O governo reagiu com uma campanha publicitária e reuniões para tentar apaziguar representantes do mercado, mas o desmatamento segue fora de controle na Amazônia. Números do Deter, o sistema de monitoramento em tempo real do desmatamento, desenvolvido pelo Instituto Nacional de Pesquisas Espaciais (Inpe), mostram que a derrubada em junho foi a maior para esse mês nos últimos cinco anos. O aumento acumulado desde agosto passado é de 64% em comparação com o ano anterior.
O software usado no estudo é o Dinamica Ego, uma plataforma de modelagem ambiental desenvolvida em 2007 na UFMG por Britaldo Soares Filho, um especialista em sensoriamento remoto. O programa permite simular a evolução de uma determinada área em função de parâmetros como as mudanças no uso da terra e cobertura do solo.
O grupo usou esse software para analisar a adequação de 815 mil propriedades rurais ao Código Florestal, no cerrado e na Amazônia.
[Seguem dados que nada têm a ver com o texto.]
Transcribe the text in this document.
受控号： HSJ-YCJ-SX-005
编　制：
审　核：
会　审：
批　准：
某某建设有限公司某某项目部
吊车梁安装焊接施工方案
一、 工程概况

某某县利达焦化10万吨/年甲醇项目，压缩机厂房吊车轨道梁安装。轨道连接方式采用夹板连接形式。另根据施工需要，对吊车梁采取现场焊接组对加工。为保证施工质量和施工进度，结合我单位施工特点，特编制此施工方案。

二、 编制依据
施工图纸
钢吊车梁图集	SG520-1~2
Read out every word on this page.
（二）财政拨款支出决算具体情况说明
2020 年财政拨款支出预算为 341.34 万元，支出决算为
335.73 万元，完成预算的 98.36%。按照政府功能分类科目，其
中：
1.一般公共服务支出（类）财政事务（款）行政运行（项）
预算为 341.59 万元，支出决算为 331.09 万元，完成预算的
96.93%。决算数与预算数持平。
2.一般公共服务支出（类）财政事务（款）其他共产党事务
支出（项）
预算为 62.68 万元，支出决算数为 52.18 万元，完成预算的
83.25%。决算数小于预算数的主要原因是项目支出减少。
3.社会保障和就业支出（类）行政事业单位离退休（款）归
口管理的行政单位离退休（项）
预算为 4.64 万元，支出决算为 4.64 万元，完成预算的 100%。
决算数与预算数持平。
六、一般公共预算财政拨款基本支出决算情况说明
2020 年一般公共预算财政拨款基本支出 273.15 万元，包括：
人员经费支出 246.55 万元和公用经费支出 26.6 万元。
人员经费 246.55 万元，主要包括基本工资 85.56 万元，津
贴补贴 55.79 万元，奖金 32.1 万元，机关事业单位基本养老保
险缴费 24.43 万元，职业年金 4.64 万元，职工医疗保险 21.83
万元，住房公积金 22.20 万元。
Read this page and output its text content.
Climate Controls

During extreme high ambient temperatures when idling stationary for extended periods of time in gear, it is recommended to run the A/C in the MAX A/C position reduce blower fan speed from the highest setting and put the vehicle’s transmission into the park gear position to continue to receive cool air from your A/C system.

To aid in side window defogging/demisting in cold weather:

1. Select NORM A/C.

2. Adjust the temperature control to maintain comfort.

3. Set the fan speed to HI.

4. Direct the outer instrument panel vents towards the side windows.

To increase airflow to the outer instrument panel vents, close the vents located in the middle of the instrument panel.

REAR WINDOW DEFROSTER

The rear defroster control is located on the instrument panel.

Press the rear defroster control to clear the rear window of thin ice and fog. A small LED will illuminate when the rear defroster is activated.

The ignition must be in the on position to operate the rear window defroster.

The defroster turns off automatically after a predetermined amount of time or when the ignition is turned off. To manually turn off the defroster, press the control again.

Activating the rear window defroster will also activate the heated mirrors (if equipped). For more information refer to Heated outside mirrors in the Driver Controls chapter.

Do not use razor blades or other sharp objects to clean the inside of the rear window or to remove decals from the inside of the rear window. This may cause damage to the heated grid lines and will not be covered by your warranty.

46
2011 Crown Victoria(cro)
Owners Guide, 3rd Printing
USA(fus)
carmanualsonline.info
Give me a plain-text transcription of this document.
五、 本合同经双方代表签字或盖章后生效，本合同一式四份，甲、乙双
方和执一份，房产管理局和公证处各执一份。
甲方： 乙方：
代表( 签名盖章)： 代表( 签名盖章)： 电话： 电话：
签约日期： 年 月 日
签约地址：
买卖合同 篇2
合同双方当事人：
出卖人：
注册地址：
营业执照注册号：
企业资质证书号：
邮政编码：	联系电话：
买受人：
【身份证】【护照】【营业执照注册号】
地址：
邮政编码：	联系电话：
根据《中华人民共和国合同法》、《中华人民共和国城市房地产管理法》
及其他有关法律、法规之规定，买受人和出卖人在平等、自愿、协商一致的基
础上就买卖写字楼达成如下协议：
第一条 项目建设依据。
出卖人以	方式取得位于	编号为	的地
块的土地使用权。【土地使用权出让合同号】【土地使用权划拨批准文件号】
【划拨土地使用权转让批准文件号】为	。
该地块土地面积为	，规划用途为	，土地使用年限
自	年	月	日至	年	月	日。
Rajão contou que o grupo desenvolveu soluções para lidar com a complexidade e a grande quantidade de dados processados. “No início do estudo, demorávamos mais de um mês para analisar a aplicação do Código Florestal em imóveis rurais de um estado”, contou Rajão. “No final, fazíamos esse trabalho em poucas horas.”
Rajão contou que guias de transporte de cabeças de gado permitiram à ferramenta rastrear casos de desmatamento indireto, em que bois criados em terras ilegalmente desmatadas são transferidos para propriedades que respeitam a legislação ambiental antes de serem vendidos para os frigoríficos. “Aplicamos para a pecuária a mesma técnica usada para rastrear dinheiro de corrupção”, disse Rajão. “Identificamos as cabeças de gado contaminadas com desmatamento na origem e vimos como elas se misturavam com as que tinha fonte legítima.”
O pesquisador acredita que a ferramenta desenvolvida na UFMG poderia se tornar a base de um sistema nacional de rastreamento do agronegócio em todos os biomas. “Isso traria clareza de uma vez por todas para o consumidor nacional e internacional sobre a vinculação entre a produção agropecuária e o desmatamento”, disse Rajão. “Não tem mais desculpa, os meios técnicos estão postos, e os dados, disponíveis.”